Günümüzde yaşananları gözönünde bulundurduğumuzda sanırım her şey sadece kavramlardan ibaret.
Bolu Kartalkaya'da yaşanan yangın, akabinde gelişen olaylar insan hayatının ne kadar ucuz olduğunu bir kez da gözler önüne serdi.
Depremde öldük,yangında öldük ,
Maden kazalarında öldük,
Trafik kazalarında öldük,
Tren kazalarında öldük.
Sahi biz ne çok ölüyoruz?
Can güvenliğimiz yok mu?...
Siyasi parti liderlerinin gözaltına alınması, konuşan gazetecilerin gözaltına alınması demokrasinin derin yara aldığı bir dönemi yaşıyoruz.
Ülkeyi yönetenler neden bu kadar korku iklimi yarattı?...
Asıl konu başlığına geleyim.
Hak, her bireyin doğuştan sahip olduğu, devlet ve toplum tarafından korunması gereken temel değerlerdir. İnsan hakları, yaşam hakkı, özgürlük ve eşitlik gibi evrensel ilkeleri kapsar.
Hukuk ise, bu hakların korunması ve düzenin sağlanması için oluşturulmuş, toplumu yönlendiren kurallar bütünüdür diye tanımlanır.
Hukuk sistemi, adaletin sağlanabilmesi için bağımsız bir şekilde işlemesi gereken bir yapıdır.

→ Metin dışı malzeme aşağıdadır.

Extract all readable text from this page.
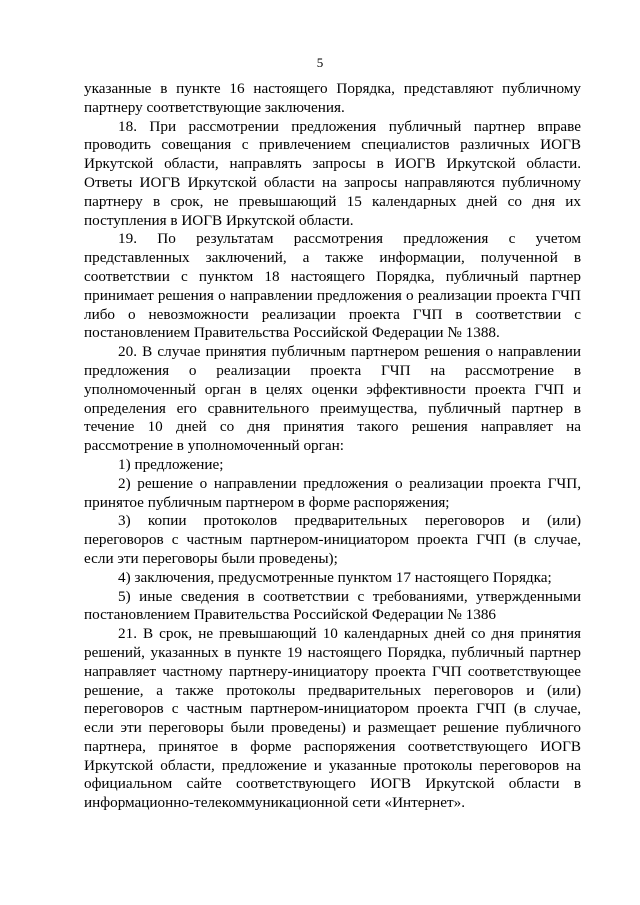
5

указанные в пункте 16 настоящего Порядка, представляют публичному партнеру соответствующие заключения.

18. При рассмотрении предложения публичный партнер вправе проводить совещания с привлечением специалистов различных ИОГВ Иркутской области, направлять запросы в ИОГВ Иркутской области. Ответы ИОГВ Иркутской области на запросы направляются публичному партнеру в срок, не превышающий 15 календарных дней со дня их поступления в ИОГВ Иркутской области.

19. По результатам рассмотрения предложения с учетом представленных заключений, а также информации, полученной в соответствии с пунктом 18 настоящего Порядка, публичный партнер принимает решения о направлении предложения о реализации проекта ГЧП либо о невозможности реализации проекта ГЧП в соответствии с постановлением Правительства Российской Федерации № 1388.

20. В случае принятия публичным партнером решения о направлении предложения о реализации проекта ГЧП на рассмотрение в уполномоченный орган в целях оценки эффективности проекта ГЧП и определения его сравнительного преимущества, публичный партнер в течение 10 дней со дня принятия такого решения направляет на рассмотрение в уполномоченный орган:

1) предложение;

2) решение о направлении предложения о реализации проекта ГЧП, принятое публичным партнером в форме распоряжения;

3) копии протоколов предварительных переговоров и (или) переговоров с частным партнером-инициатором проекта ГЧП (в случае, если эти переговоры были проведены);

4) заключения, предусмотренные пунктом 17 настоящего Порядка;

5) иные сведения в соответствии с требованиями, утвержденными постановлением Правительства Российской Федерации № 1386

21. В срок, не превышающий 10 календарных дней со дня принятия решений, указанных в пункте 19 настоящего Порядка, публичный партнер направляет частному партнеру-инициатору проекта ГЧП соответствующее решение, а также протоколы предварительных переговоров и (или) переговоров с частным партнером-инициатором проекта ГЧП (в случае, если эти переговоры были проведены) и размещает решение публичного партнера, принятое в форме распоряжения соответствующего ИОГВ Иркутской области, предложение и указанные протоколы переговоров на официальном сайте соответствующего ИОГВ Иркутской области в информационно-телекоммуникационной сети «Интернет».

Adalet, hakların eşit bir şekilde dağıtılması, haksızlıkların giderilmesi ve her bireye hakkının verilmesidir.
Adaletin temeli, hukukun üstünlüğü ilkesine dayanır. Son günlerde Gazetecilere yapılan hukuksuz gözaltıları şiddetle kınıyorum.
Demokrasi ise halkın egemenliğine dayalı bir yönetim biçimidir.
Her bireyin eşit söz hakkına sahip olduğu, kendini özgürce ifade edebileceği ve kendisini yönetecek kişileri seçebileceği bir sistemdir.
Bunlar, bir toplumun sağlıklı bir şekilde işleyebilmesi için birbirini tamamlayan ve güçlü bir şekilde var olması gereken temel ilkeleridir.
Yaşam kaynağımız olan hava,su kadar önemlidir.